Tetsu Sugi, who worked with the Japanese American community devastated by the camps, with troubled and low-income youth, and for housing for elderly Japanese Americans. will be posthumously inducted into the California Social Work Hall of Distinction on Sunday, Oct. 18, at 3 p.m. PDT.
Now in its 18th year, the ceremony will be live-streamed from the University of Southern California’s Bovard Auditorium.
The ceremony honors and preserves the legacy of individuals who have made outstanding contributions to California social welfare and the social work profession. It is a tribute to the positive impact of social work practice, policy and research addressing health and welfare problems in California’s most vulnerable communities.

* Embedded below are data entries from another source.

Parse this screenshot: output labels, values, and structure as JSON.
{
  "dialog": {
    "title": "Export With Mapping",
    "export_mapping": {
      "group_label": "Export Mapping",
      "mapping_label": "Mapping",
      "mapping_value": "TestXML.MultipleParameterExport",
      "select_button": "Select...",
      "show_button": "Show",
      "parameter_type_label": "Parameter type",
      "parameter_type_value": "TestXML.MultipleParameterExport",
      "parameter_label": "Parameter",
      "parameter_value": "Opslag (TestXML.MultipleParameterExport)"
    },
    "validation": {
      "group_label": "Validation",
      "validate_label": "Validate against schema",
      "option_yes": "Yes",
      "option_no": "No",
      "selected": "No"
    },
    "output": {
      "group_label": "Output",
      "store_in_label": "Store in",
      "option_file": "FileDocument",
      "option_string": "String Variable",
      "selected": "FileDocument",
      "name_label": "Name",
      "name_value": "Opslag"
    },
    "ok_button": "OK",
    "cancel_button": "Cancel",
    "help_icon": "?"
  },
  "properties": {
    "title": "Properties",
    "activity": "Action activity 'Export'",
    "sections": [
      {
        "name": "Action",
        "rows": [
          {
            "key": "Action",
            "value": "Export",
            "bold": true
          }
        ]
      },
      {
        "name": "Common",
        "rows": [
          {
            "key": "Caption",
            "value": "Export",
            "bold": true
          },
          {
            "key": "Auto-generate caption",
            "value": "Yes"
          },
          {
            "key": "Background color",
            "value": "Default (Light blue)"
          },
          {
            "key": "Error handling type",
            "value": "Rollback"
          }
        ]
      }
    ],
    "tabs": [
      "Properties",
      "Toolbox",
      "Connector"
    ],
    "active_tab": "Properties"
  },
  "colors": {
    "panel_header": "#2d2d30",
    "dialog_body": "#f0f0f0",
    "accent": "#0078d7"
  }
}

This year’s inductees include:
Shirley Better, author, university professor and co-founder of the National Association of Black Social Workers;
Jillian Jimenez, author and historical researcher in areas of social policy development, mental health, and children, youth and families;
Robert Ketch, executive director of Five Acres Residential & Community-Based Treatment;
Annette R. Smith, a pioneer in developing innovative programs and curricula in the field of substance abuse treatment;
Monika White, educator, researcher, author, and practitioner coordinating health, mental health and community-based services for older adults and their families;
Marleen Wong, program developer of crisis and disaster training for school districts and law enforcement and addressing post-traumatic stress for traumatized children.
Complete your registration early as spaces are limited. Login instructions and more details will be provided closer to the event to registered attendees. For more information, call (213) 788-2188 or email cswa@usc.edu.
Fighting Discrimination

Sugi found a way to fight discrimination against Japanese Americans and serve the community by becoming a professional social worker. Despite having a degree and teaching credential from UCLA in 1936, she was told she could only substitute-teach due to her race.
Instead, she worked in her parents’ grocery store until the 1941 Pearl Harbor attack. Determined to avoid the relocation and incarceration of Japanese Americans, she decided to leave her family and move to Little Rock, Ark. to stay with a friend. She wanted to teach at the two internment camps (Jerome and Rohwer) that were being built nearby. However, anticipating that she would not be allowed to teach but would indeed be interned, she moved to Chicago, where she found work at the Christopher Settlement House.
It was there that she learned of professional social work from a University of Pittsburgh MSW alumnus. Receiving her MSW in 1946, she worked in a Pittsburgh settlement house but returned to Los Angeles to help her family resettle after their internment. There, she joined the Church Welfare Bureau of the Church Federation of Los Angeles as a youth group worker.
In 1950, Sugi passed the state exam and became registered in the newly formed state social work registry, the first in the nation and the precursor to licensure in California. For the next decade, she did pioneering transcultural work with Japanese American youth and parents in Los Angeles as they struggled with a fast-evolving American youth culture and its clashes with traditional conservative Japanese values.
When the youth she worked with became adults and had children of their own, she developed her ideas on three generations of cultural conflict in her group work and community education efforts.

In the 1960s, recognizing her work on intergenerational cultural conflict, the National Institute of Mental Health (NIMH) funded a research project on youth and delinquency at UCLA and a research practice project with the Campfire Girls called Operation Bluebird, working on juvenile delinquency prevention with young girls. Sugi was recruited by both projects as a consultant.
She would apply this experience and knowledge to the broader community when she entered public service with the Los Angeles County Probation Department and then the Los Angeles County Bureau of Public Assistance. In 1970, Sugi utilized her community organization skills to develop senior citizens’ residences in the Little Tokyo neighborhood, with the first residence built in 1975.
In 1978, Sugi retired from the county and was recruited by San Diego State University to work on statewide implementation of the **Lau vs. Nichols** Supreme Court decision that all non-English-speaking students receive English-language training. She also joined the Employee Assistance Program with the Los Angeles Unified School District.
After retirement, Sugi continued her community service by volunteering at the seniors’ residence that she helped establish in Little Tokyo. She died in 1997 at the age of 82.
Other Japanese American social workers recognized in the Hall of Distinction include George Nishinaka, Harry Kitano, Morgan Yamanaka, Richard Aoki, Mariko Yamada, Kenji Murase, Ken Nakamura, Yasuko Sakamoto and Kathleen Kubota.